Tokyo Game Show 2015

I went to my first ever Tokyo Game Show on Friday and despite it being Business Day, there were still a lot of people queuing up at the several booths with the Ghost in the Shell exhibition being a 40-50 minute wait. That was the only one that I had wanted to catch but ended up not getting to see.

The scale of the event and booths were so impressive I could become a game otaku myself. You could try every new game and technology there was on display. One of the largest booths was the Star Wars online game that recreates the story of the movie and allows for up to 40 people to play in two teams against each other. The sight was more like an official gaming competition than an exhibition.


The photo above probably doesn’t give the magnificence enough justice but it’s the best I could get. Twitch was also giving out free T-shirts if you win in a coin toss game. I lost it the first time and wanted to try again but didn’t have the time to do so after that.

There were also several live gaming from Biohazard (or “Resident Evil” in the US)  to Clash of Clans; from Love Live rhythm game to Street Fighter. It was interesting to watch a couple of good players up against each other in the classic series in renewed versions, I didn’t even recognise some of the characters.


I mean like who is Rashid? Anyhow, the guy on the left plays Rashid and the lady on the right plays Chun-Li. Guess who won?


Tada! This lady won! And it appears that she’s known as a strong player. On a separate note, the Chun-Li to the right is a guy.


Ayaman Japan was also there doing their usual stuff of dirty jokes. Unfortunately, while their fame did draw the small crowd to watch them, their vulgar comedy didn’t sit too well and drew cold response.


There were also many non-machine games such as this where participants get into a bubble and stand on a block on one foot. The two girls at the top then each roll a giant ball down toward the participants and if they remain standing on the block after being hit, they win a prize. No idea what the prize is though.

And the highlight of the event is…


Hot girls! See the girl at the bottom right? I shall leave the link to the larger resolution version so you can zoom in and see her. Being a blogger, I should probably have taken close-up shots of all the girls for you to see.

No! The highlight was virtual reality.


This is the Sony VR headset and besides this, there were also several other companies exhibiting their VR technology. Ghost in the Shell was one of those which seemed really impressive and which I heard had several rave reviews. Needless to say, the graphics were so amazing, it’s hard to imagine these when I first had my hands on the very first version of the Super Mario Bros.

The most surprising thing was, I didn’t know The Elder Scrolls was by The company is probably more well-known for adult videos and has been expanding their business by dabbling in English language lessons, stock exchange, and games, so it gave an impression that it’s not putting much effort into these projects. That, apparently, is not true as The Elder Scrolls seems to be a high-quality game that is doing very well.
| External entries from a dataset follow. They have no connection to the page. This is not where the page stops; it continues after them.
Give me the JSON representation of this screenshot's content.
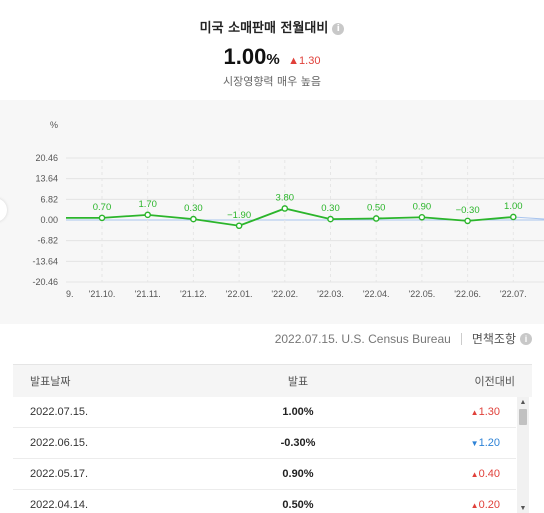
{
  "header": {
    "title": "미국 소매판매 전월대비",
    "info_icon": "info-icon",
    "value": "1.00",
    "unit": "%",
    "delta": "1.30",
    "delta_direction": "up",
    "impact": "시장영향력 매우 높음"
  },
  "colors": {
    "line": "#2bb52b",
    "up": "#e0403a",
    "down": "#2d82d6"
  },
  "chart_data": {
    "type": "line",
    "ylabel": "%",
    "y_ticks": [
      "20.46",
      "13.64",
      "6.82",
      "0.00",
      "-6.82",
      "-13.64",
      "-20.46"
    ],
    "ylim": [
      -20.46,
      20.46
    ],
    "categories": [
      "'21.10.",
      "'21.11.",
      "'21.12.",
      "'22.01.",
      "'22.02.",
      "'22.03.",
      "'22.04.",
      "'22.05.",
      "'22.06.",
      "'22.07."
    ],
    "first_partial_label": "9.",
    "x_start_value": 0.7,
    "values": [
      0.7,
      1.7,
      0.3,
      -1.9,
      3.8,
      0.3,
      0.5,
      0.9,
      -0.3,
      1.0
    ],
    "data_labels": [
      "0.70",
      "1.70",
      "0.30",
      "−1.90",
      "3.80",
      "0.30",
      "0.50",
      "0.90",
      "−0.30",
      "1.00"
    ],
    "grid": true
  },
  "source": {
    "text": "2022.07.15. U.S. Census Bureau",
    "disclaimer": "면책조항",
    "info_icon": "info-icon"
  },
  "table": {
    "headers": {
      "date": "발표날짜",
      "value": "발표",
      "prev": "이전대비"
    },
    "rows": [
      {
        "date": "2022.07.15.",
        "value": "1.00%",
        "prev": "1.30",
        "dir": "up"
      },
      {
        "date": "2022.06.15.",
        "value": "-0.30%",
        "prev": "1.20",
        "dir": "down"
      },
      {
        "date": "2022.05.17.",
        "value": "0.90%",
        "prev": "0.40",
        "dir": "up"
      },
      {
        "date": "2022.04.14.",
        "value": "0.50%",
        "prev": "0.20",
        "dir": "up"
      }
    ]
  }
}
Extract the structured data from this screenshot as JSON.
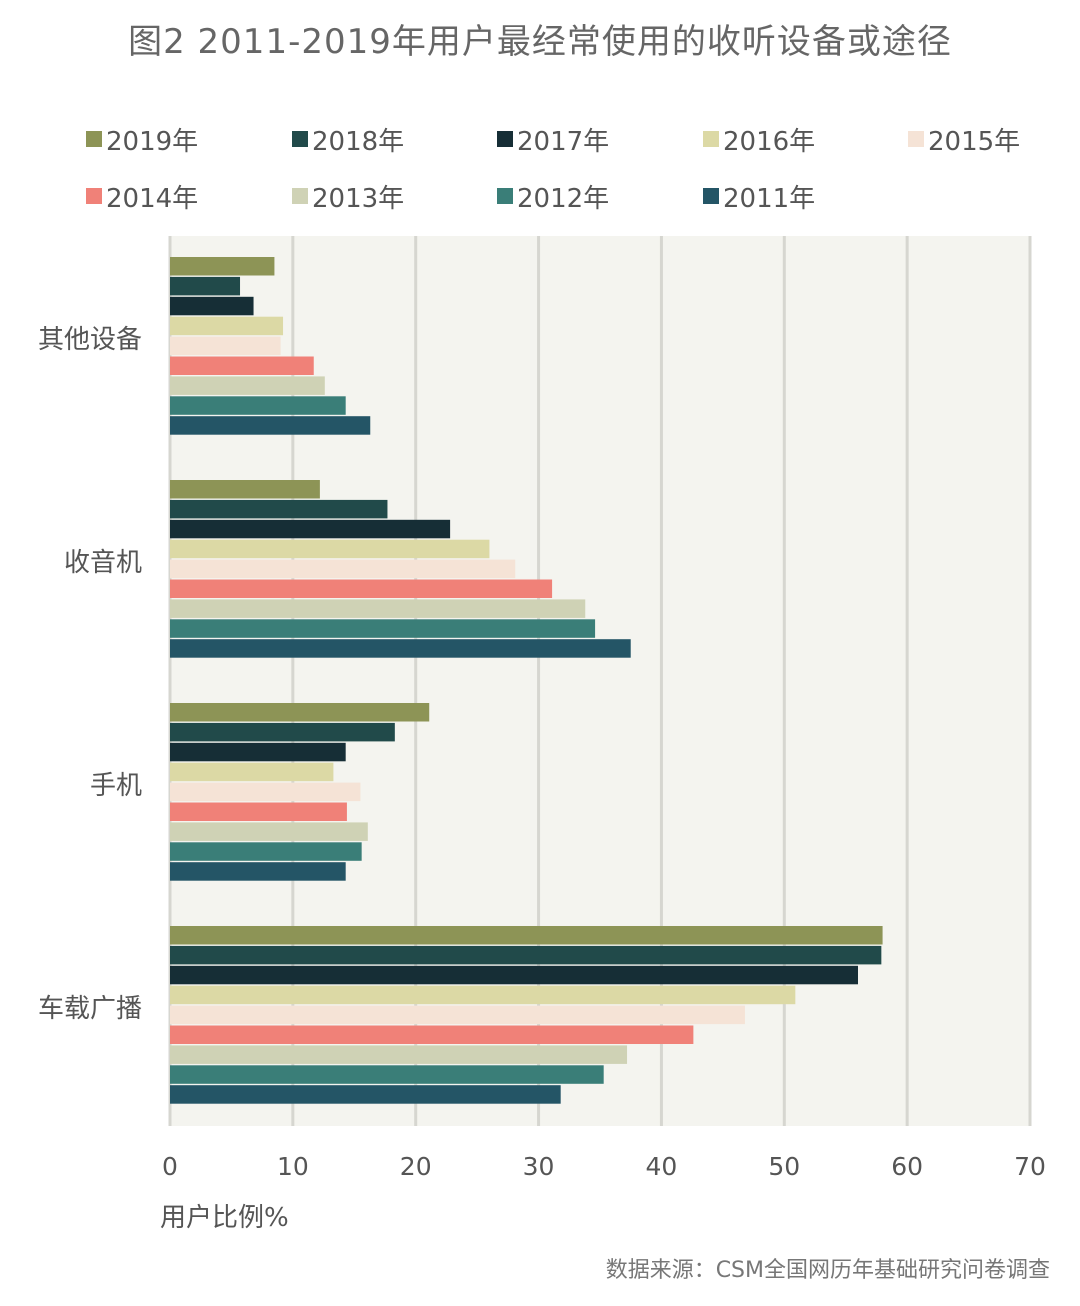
{
  "title": "图2 2011-2019年用户最经常使用的收听设备或途径",
  "source": "数据来源：CSM全国网历年基础研究问卷调查",
  "chart_data": {
    "type": "bar",
    "orientation": "horizontal",
    "categories": [
      "其他设备",
      "收音机",
      "手机",
      "车载广播"
    ],
    "series": [
      {
        "name": "2019年",
        "color": "#8d9456",
        "values": [
          8.5,
          12.2,
          21.1,
          58.0
        ]
      },
      {
        "name": "2018年",
        "color": "#214a4a",
        "values": [
          5.7,
          17.7,
          18.3,
          57.9
        ]
      },
      {
        "name": "2017年",
        "color": "#162e36",
        "values": [
          6.8,
          22.8,
          14.3,
          56.0
        ]
      },
      {
        "name": "2016年",
        "color": "#dcd9a5",
        "values": [
          9.2,
          26.0,
          13.3,
          50.9
        ]
      },
      {
        "name": "2015年",
        "color": "#f5e3d6",
        "values": [
          9.0,
          28.1,
          15.5,
          46.8
        ]
      },
      {
        "name": "2014年",
        "color": "#f08178",
        "values": [
          11.7,
          31.1,
          14.4,
          42.6
        ]
      },
      {
        "name": "2013年",
        "color": "#cfd2b5",
        "values": [
          12.6,
          33.8,
          16.1,
          37.2
        ]
      },
      {
        "name": "2012年",
        "color": "#3a7e78",
        "values": [
          14.3,
          34.6,
          15.6,
          35.3
        ]
      },
      {
        "name": "2011年",
        "color": "#245566",
        "values": [
          16.3,
          37.5,
          14.3,
          31.8
        ]
      }
    ],
    "xlabel": "用户比例%",
    "xlim": [
      0,
      70
    ],
    "xticks": [
      0,
      10,
      20,
      30,
      40,
      50,
      60,
      70
    ],
    "grid": true,
    "legend_position": "top",
    "plot_background": "#f4f4ef",
    "grid_color": "#d6d6d0"
  }
}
This is also the first time that foreign exhibits outnumber local exhibits. The news noted that games used to cost between $200,000 to $1 million to produce but while overseas gaming companies are taking high risks spending on graphics at an upwards of a whooping $200 million per game, Japanese companies are more risk-averse, holding back in a hope of gunning for another simpler Mario-like classic hit that can last generations and generations with simple version alternations. It’s hard to say which would be a better bet, but for hardcore gamers, the graphic-intensive games might do better. Nevertheless, the number of casual gamers is not to be taken lightly, and these groups are typically less concerned about the graphics.

At the end of the day, an impressive graphic is not going to draw gamers. A good game is.